There are four steps involved in the application portfolio scoring process:

  1. Define criteria: The first step is to define the criteria that will be used to score the business application. These criteria may include the potential impact on the organization, the level of risk involved, the resources required, and the potential return on investment.
  2. Assign weights to criteria: The next step is to assign weights to each criterion, based on its relative importance to the organization. For example, the potential impact on the organization may be given a higher weight than the level of risk involved.
  3. Score each application: Once the criteria and weights have been defined, each application is assigned a technology score and a business score based on predefined criteria. The score for each application is calculated by multiplying the weight of each criterion by the value assigned to that criterion for the project.
  4. Compare scores: The scores for each application are then compared to determine which application should be given the highest priority. Applications with higher scores are typically given higher priority and allocated more resources.
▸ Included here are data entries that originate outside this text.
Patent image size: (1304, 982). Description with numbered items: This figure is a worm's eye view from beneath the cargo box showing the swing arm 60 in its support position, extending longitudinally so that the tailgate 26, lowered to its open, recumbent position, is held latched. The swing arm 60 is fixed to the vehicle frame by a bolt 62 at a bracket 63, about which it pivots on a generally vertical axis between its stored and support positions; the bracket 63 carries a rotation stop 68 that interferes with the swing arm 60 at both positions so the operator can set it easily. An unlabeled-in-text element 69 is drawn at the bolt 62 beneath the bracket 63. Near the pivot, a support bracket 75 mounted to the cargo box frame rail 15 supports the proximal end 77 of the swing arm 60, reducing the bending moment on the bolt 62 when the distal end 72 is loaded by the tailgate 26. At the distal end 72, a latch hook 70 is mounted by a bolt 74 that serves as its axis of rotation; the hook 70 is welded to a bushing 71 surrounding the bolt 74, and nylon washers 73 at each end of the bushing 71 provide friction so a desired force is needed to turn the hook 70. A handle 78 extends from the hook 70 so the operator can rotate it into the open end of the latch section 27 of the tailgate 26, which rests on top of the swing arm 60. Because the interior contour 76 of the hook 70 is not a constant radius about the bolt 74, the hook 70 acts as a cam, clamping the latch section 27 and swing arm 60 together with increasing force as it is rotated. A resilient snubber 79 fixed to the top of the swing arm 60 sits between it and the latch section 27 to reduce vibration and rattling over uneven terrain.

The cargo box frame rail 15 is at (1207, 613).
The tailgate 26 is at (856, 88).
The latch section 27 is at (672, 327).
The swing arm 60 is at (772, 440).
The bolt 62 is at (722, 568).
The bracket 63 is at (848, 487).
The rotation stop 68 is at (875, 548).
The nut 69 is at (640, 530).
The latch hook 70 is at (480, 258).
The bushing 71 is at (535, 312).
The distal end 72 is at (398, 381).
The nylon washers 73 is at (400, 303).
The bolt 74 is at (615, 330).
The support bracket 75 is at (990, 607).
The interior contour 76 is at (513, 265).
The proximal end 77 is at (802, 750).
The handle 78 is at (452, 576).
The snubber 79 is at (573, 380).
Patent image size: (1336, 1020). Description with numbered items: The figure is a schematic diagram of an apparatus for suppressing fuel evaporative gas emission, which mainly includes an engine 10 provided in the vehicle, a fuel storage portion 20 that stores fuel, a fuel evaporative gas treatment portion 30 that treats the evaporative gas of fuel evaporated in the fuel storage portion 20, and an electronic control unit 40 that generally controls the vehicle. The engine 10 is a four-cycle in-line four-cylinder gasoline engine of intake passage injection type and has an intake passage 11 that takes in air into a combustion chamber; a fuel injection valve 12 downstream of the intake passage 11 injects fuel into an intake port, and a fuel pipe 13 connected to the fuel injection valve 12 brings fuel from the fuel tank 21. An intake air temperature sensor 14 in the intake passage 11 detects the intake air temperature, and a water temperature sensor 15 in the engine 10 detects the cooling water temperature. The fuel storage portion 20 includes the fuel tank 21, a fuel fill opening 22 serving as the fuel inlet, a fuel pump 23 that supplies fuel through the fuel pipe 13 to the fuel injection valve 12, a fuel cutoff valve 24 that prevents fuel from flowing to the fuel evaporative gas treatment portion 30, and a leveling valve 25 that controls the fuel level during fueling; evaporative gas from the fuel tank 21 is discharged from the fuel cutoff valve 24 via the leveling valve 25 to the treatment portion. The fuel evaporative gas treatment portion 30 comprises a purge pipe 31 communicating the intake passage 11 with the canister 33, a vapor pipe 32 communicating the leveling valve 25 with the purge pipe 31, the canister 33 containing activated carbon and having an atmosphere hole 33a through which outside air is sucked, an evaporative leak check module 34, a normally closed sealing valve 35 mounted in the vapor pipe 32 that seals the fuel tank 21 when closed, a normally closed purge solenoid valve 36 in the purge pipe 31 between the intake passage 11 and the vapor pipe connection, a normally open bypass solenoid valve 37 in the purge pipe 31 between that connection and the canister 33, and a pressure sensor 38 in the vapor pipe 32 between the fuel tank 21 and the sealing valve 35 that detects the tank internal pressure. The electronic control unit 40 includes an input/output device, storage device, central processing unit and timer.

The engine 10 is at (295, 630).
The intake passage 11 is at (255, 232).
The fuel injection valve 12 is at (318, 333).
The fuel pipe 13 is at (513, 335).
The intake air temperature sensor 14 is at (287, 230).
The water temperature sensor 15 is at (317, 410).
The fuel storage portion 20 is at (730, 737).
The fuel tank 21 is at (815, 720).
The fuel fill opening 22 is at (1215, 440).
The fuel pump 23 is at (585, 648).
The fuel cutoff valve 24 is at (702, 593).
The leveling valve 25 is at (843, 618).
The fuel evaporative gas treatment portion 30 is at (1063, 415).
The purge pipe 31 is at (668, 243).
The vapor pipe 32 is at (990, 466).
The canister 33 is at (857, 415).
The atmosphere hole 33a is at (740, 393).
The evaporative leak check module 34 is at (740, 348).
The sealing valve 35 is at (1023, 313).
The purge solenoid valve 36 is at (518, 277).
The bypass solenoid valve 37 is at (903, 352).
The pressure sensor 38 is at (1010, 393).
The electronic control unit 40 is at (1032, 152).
There are also four benefits to using application portfolio scoring:

  1. It helps organizations prioritize technology projects: By assigning scores to each project based on specific criteria, IT portfolio scoring helps organizations prioritize technology projects and allocate resources accordingly.
  2. It helps organizations make informed decisions: IT portfolio scoring provides a clear, quantitative analysis of the potential impact, risk, and resources required for each technology project. This helps organizations make informed decisions about which projects to invest in.
  3. It helps organizations align technology investments with business goals: By prioritizing technology projects based on their potential impact on the organization, IT portfolio scoring helps organizations align their technology investments with their business goals.
  4. It helps organizations track progress: IT portfolio scoring allows organizations to track the progress of technology projects and adjust as needed.

In conclusion, application portfolio scoring is a valuable tool for organizations looking to prioritize and allocate resources to technology investments. It helps organizations make informed decisions, align their technology investments with their business goals, and track progress. By using IT portfolio scoring, organizations can optimize their technology investments and achieve their business objectives.